I had just enough time to go home and change into an appropriate tie and suit to take part in this rare and wonderful Thanksgiving Service. General Sir Ian Gourlay, once commandant of the Royal Marines who had settled in Greenwich, living in Hyde Vale a few doors away from our old home at 58 – our children will remember waving to him in his chauffeur driven staff car on his way to Whitehall – a tall and distinguished gentleman who was persuaded by Lord Mountbatten to get involved in his retirement with Atlantic College in the UK for one and all. Ian’s dedicated energy has helped expand UWC throughout the world and I remember our shared commutes up to town on his way to some faraway country to lead their extraordinary expansion.
A natural leader of men with great kindness and humility – a generous host who entertained at home as if it was in a naval wardroom – his skill at making one comfortable in a unique downstairs bar echoed his military background in the Far East and Cyprus.

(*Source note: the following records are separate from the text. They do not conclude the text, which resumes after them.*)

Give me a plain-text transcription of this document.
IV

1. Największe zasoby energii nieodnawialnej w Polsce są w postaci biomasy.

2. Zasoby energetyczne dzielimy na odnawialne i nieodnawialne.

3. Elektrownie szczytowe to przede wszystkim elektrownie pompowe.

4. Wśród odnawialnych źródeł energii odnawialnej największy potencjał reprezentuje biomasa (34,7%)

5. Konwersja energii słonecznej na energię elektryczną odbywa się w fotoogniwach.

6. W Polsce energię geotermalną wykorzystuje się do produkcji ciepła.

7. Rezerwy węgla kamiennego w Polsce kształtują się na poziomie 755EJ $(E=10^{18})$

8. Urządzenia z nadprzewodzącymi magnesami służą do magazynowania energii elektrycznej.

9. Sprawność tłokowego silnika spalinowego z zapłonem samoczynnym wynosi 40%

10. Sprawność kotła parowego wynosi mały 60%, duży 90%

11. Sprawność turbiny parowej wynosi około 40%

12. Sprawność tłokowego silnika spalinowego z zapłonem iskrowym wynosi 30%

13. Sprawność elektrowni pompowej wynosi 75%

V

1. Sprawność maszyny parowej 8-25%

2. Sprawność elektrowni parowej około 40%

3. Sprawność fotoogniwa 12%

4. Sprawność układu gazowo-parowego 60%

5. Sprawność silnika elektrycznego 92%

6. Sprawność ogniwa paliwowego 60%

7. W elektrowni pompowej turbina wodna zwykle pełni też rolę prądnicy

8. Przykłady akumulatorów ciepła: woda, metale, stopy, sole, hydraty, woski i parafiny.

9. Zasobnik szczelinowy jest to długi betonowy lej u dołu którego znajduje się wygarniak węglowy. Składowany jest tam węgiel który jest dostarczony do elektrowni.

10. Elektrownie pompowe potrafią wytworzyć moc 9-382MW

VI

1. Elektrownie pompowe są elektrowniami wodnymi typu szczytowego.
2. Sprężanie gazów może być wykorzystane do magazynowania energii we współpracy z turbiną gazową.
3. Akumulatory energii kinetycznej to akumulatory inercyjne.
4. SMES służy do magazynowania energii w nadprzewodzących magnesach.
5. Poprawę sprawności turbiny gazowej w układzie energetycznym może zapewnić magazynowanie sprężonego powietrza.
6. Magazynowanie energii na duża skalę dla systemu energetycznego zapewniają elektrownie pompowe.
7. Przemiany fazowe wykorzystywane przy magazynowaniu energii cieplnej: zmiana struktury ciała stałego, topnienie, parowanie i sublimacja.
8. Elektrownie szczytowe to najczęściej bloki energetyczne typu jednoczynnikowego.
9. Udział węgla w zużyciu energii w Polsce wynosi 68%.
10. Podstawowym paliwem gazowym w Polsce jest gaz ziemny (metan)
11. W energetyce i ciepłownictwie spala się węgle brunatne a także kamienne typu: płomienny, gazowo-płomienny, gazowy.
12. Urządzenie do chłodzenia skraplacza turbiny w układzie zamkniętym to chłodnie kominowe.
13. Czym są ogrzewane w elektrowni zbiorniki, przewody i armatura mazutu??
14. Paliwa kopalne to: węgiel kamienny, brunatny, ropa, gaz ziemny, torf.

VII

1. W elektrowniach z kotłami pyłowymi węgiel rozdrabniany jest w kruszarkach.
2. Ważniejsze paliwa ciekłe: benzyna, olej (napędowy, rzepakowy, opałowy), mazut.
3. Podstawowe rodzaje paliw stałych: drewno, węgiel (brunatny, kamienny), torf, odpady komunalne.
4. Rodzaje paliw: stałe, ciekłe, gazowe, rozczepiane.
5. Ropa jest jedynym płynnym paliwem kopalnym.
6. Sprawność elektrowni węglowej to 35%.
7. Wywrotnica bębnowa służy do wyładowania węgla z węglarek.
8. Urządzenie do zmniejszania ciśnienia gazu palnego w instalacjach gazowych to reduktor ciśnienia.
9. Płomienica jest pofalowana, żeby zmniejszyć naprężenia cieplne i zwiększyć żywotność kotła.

A well loved past chaplain, The Revd Sally Davies reminded us how seriously Sir Ian took the ceremonial part of Remembrance Sunday and how it should be performed. His dignified manner of laying down the wreath in front of the alter at the precise hour as the Chapel bell tolled will always be remembered with respect.
The band of the Royal Marines led us through a series of anthems and prayers with a lone trumpeter, high in the gallery, playing the the Sunset bugle call that left all with a tear in the eye.
Ian had preplanned this remarkable occasion one of many that I have witnessed on Naval occasions through the year both in the chapel and the Painted Hall.
Looking around the packed Chapel one recognised folk from every walk of life who gathered to pay their respects – this demonstrated his noble talents.
May I also suggest that the multi functional role of the ORNC is also an inspiration for us all as is the University and the College of Music as they play such a significant role in state and civic events.